A continuous monitoring programme requires infrastructure that most organisations have not yet built. The key components are:
Demographic logging: Capturing (with consent and in compliance with data protection law) the demographic composition of users receiving different model outputs. Without this data, post-deployment drift is undetectable.
Disparity dashboards: Real-time or near-real-time tracking of key fairness metrics. Amazon Web Services, Microsoft Azure, and Google Cloud all offer bias monitoring tools as part of their MLOps platforms. These tools compute demographic parity and equalized odds metrics on rolling windows of production data.
Drift detection: Statistical tests (e.g., Population Stability Index, Kolmogorov-Smirnov test) that alert when the input distribution shifts significantly from the training distribution. Bias can emerge or worsen when the user population changes — a model trained on one population may perform differently on a shifted one.

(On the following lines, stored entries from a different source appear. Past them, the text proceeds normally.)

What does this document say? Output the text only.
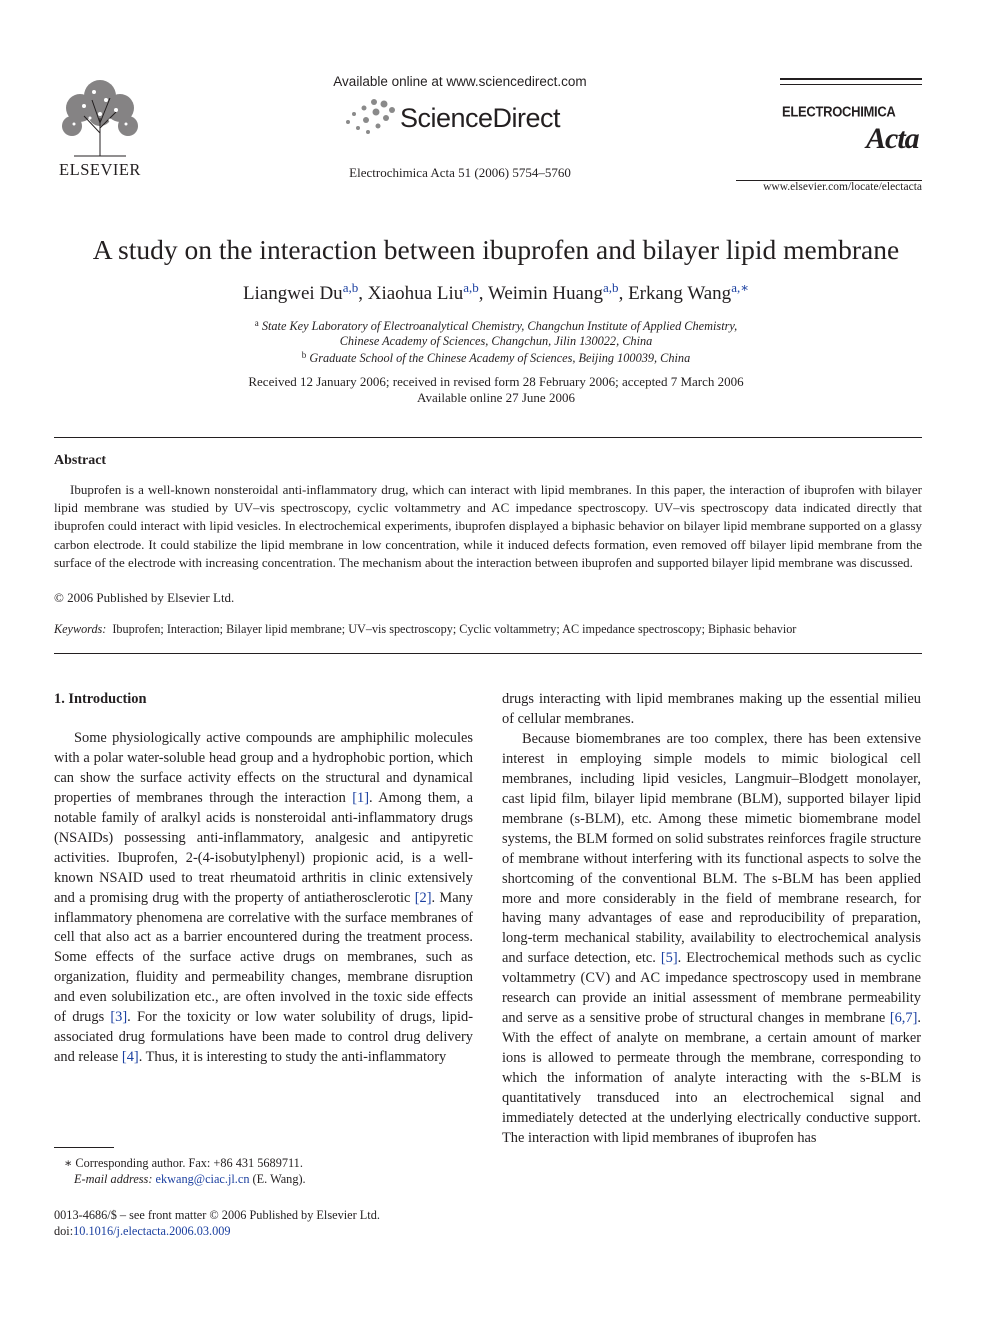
ELSEVIER
Available online at www.sciencedirect.com
ScienceDirect
Electrochimica Acta 51 (2006) 5754–5760
ELECTROCHIMICA
Acta
www.elsevier.com/locate/electacta
A study on the interaction between ibuprofen and bilayer lipid membrane
Liangwei Du$^{a,b}$, Xiaohua Liu$^{a,b}$, Weimin Huang$^{a,b}$, Erkang Wang$^{a,∗}$
$^a$ State Key Laboratory of Electroanalytical Chemistry, Changchun Institute of Applied Chemistry,
Chinese Academy of Sciences, Changchun, Jilin 130022, China
$^b$ Graduate School of the Chinese Academy of Sciences, Beijing 100039, China
Received 12 January 2006; received in revised form 28 February 2006; accepted 7 March 2006
Available online 27 June 2006
Abstract

Ibuprofen is a well-known nonsteroidal anti-inflammatory drug, which can interact with lipid membranes. In this paper, the interaction of ibuprofen with bilayer lipid membrane was studied by UV–vis spectroscopy, cyclic voltammetry and AC impedance spectroscopy. UV–vis spectroscopy data indicated directly that ibuprofen could interact with lipid vesicles. In electrochemical experiments, ibuprofen displayed a biphasic behavior on bilayer lipid membrane supported on a glassy carbon electrode. It could stabilize the lipid membrane in low concentration, while it induced defects formation, even removed off bilayer lipid membrane from the surface of the electrode with increasing concentration. The mechanism about the interaction between ibuprofen and supported bilayer lipid membrane was discussed.

© 2006 Published by Elsevier Ltd.
Keywords: Ibuprofen; Interaction; Bilayer lipid membrane; UV–vis spectroscopy; Cyclic voltammetry; AC impedance spectroscopy; Biphasic behavior

1. Introduction

Some physiologically active compounds are amphiphilic molecules with a polar water-soluble head group and a hydrophobic portion, which can show the surface activity effects on the structural and dynamical properties of membranes through the interaction [1]. Among them, a notable family of aralkyl acids is nonsteroidal anti-inflammatory drugs (NSAIDs) possessing anti-inflammatory, analgesic and antipyretic activities. Ibuprofen, 2-(4-isobutylphenyl) propionic acid, is a well-known NSAID used to treat rheumatoid arthritis in clinic extensively and a promising drug with the property of antiatherosclerotic [2]. Many inflammatory phenomena are correlative with the surface membranes of cell that also act as a barrier encountered during the treatment process. Some effects of the surface active drugs on membranes, such as organization, fluidity and permeability changes, membrane disruption and even solubilization etc., are often involved in the toxic side effects of drugs [3]. For the toxicity or low water solubility of drugs, lipid-associated drug formulations have been made to control drug delivery and release [4]. Thus, it is interesting to study the anti-inflammatory

drugs interacting with lipid membranes making up the essential milieu of cellular membranes.

Because biomembranes are too complex, there has been extensive interest in employing simple models to mimic biological cell membranes, including lipid vesicles, Langmuir–Blodgett monolayer, cast lipid film, bilayer lipid membrane (BLM), supported bilayer lipid membrane (s-BLM), etc. Among these mimetic biomembrane model systems, the BLM formed on solid substrates reinforces fragile structure of membrane without interfering with its functional aspects to solve the shortcoming of the conventional BLM. The s-BLM has been applied more and more considerably in the field of membrane research, for having many advantages of ease and reproducibility of preparation, long-term mechanical stability, availability to electrochemical analysis and surface detection, etc. [5]. Electrochemical methods such as cyclic voltammetry (CV) and AC impedance spectroscopy used in membrane research can provide an initial assessment of membrane permeability and serve as a sensitive probe of structural changes in membrane [6,7]. With the effect of analyte on membrane, a certain amount of marker ions is allowed to permeate through the membrane, corresponding to which the information of analyte interacting with the s-BLM is quantitatively transduced into an electrochemical signal and immediately detected at the underlying electrically conductive support. The interaction with lipid membranes of ibuprofen has

∗ Corresponding author. Fax: +86 431 5689711.
E-mail address: ekwang@ciac.jl.cn (E. Wang).
0013-4686/$ – see front matter © 2006 Published by Elsevier Ltd.
doi:10.1016/j.electacta.2006.03.009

Scheduled re-audits: IEEE 7003 recommends audit intervals of no longer than 12 months for high-risk systems, or immediately following any material change to the model, training data, or deployment context.
Internal audits face a structural conflict of interest — the team auditing a system often built or deployed it. Third-party auditing addresses this but creates access challenges: auditors need sufficient access to the model and data to conduct meaningful tests, which organisations may resist for IP or security reasons.
The first documented third-party audit of a major AI system was the 2021 audit of Twitter's image cropping algorithm by an external team at the FAccT conference — which is precisely the event that identified the race bias described at the start of this lesson. The external auditors had access to the deployed model via API, not the model weights — demonstrating that meaningful audits are possible with API-level access, though weight-level access enables more thorough testing.
NIST's AI RMF frames bias not as a property to be eliminated at training time but as a risk to be managed across the full system lifecycle: design (what problem are we solving, for whom?), data (how representative is the training corpus?), development (which fairness criteria guide training?), deployment (who uses it, in what context?), and post-deployment (how does behaviour change over time?). This lifecycle framing is now the dominant conceptual model in corporate AI governance programmes.
A regional bank is deploying a loan approval ML model. It has passed a pre-deployment bias audit showing acceptable demographic parity across race and gender groups. Your task is to design the ongoing monitoring programme required under their state regulator's new AI fairness guidelines. The bank's model deployment team has budget for one FTE dedicated to AI fairness monitoring.